For ARC, these both revolve around the classic problem with any reference-counted scheme: cyclic references or “retain cycles” (as retain is the NSObject method which increments reference counts).

Consider a GUI screen with a button on it. The screen object obviously contains a reference to the button object, which keeps the button’s reference count at least 1. When the button is pressed, the screen needs to do something, so the screen assigns some sort of callback to the button object; that callback ultimately must reference the screen, so the button object also keeps the screen object’s reference count at least 1. Thus a cycle, thus a memory leak. This pattern happens all the time in GUI apps (and quite frequently in other apps): look for the words observer, listener, delegate, callback, or action in your GUI documents or method names.

ARC solves this by allowing the programmer to declare, somewhere along the way, one or more of these references as “weak”. A weak reference doesn’t increment the target’s reference count; instead, it automatically nulls itself when the target is deallocated.

Doing so costs a small amount of textual noise; a few weak keywords inserted here and there.
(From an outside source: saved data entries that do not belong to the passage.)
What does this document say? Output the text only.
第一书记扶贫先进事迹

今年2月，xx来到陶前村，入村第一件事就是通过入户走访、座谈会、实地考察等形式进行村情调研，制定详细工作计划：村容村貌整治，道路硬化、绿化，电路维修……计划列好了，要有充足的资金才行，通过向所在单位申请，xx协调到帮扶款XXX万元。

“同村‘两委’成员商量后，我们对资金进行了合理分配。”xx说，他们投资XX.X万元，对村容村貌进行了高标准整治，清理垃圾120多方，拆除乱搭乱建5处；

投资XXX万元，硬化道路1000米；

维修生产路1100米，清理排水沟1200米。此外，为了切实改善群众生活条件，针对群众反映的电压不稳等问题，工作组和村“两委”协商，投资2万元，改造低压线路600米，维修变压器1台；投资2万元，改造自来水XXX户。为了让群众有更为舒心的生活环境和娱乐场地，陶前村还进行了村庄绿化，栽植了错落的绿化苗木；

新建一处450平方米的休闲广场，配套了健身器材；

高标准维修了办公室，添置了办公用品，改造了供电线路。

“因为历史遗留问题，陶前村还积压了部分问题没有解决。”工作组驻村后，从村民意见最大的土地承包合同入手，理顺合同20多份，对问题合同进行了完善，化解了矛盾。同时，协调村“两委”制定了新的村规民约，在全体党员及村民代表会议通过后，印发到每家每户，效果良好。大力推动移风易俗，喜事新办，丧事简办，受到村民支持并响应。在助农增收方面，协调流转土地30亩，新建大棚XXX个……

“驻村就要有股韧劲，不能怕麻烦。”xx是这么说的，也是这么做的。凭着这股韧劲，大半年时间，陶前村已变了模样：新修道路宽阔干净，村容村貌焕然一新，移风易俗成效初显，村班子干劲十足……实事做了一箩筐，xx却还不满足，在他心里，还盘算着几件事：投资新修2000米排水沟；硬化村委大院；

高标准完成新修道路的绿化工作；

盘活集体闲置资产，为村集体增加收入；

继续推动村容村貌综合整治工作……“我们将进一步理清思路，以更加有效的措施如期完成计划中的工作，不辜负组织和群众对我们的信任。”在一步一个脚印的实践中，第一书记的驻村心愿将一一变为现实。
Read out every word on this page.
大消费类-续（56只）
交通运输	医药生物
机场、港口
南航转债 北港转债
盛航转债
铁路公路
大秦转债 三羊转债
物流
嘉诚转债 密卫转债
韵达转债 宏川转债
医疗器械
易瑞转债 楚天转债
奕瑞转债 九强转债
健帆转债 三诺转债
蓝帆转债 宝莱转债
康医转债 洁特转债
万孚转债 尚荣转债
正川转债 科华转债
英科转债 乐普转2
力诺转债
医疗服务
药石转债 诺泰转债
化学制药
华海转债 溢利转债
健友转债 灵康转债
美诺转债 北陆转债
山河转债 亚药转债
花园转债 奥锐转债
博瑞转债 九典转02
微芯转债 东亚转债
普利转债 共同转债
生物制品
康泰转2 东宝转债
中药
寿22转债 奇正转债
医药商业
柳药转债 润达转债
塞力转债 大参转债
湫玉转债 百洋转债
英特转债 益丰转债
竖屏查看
It costs a much larger amount of cognitive noise, however. You must always be aware of your dynamic object graph, especially when using function closures, and this knowledge leaks through class and module interface boundaries. When you pass an object pointer to a method, you need to know if it’s going to be held in a strong or weak reference.

This whole essay came to mind, in fact, when I switched tasks from some Swift coding to some Java coding. I implemented a small Observer-type pattern and found myself, for a moment, worried about the retain cycle. Then I remembered.

A fully garbage-collected language evaporates all of that noise. If your object is reachable from some global variable or some running function, it’s not going to get deallocated. If it’s not reachable, it will get collected, eventually. You stop managing memory; you just allocate and use it. (In high-throughput or low-latency environments, you may need to tune that usage to minimize GC pauses, so the noise comes back a bit, but in those environments, no environment saves you from thinking about performance.)

And a modern GC is fast. Really, really fast. Pointer assignments, parameter passing, and function returns do not require updates of counters, ever. The amortized cost of memory allocation is a few instructions, because there isn’t any bookkeeping to do until the GC has to run. At some point, any GC will need to actually pause your program and do some cleanup, but for most apps those pauses are not a problem. (Source: have released quite a few lines of server-side and GUI code in Java.)

ARC is pretty pleasant to use overall, and I enjoy programming in Swift and Objective-C. But there is a substantive difference between automatic reference counting and true automatic memory management.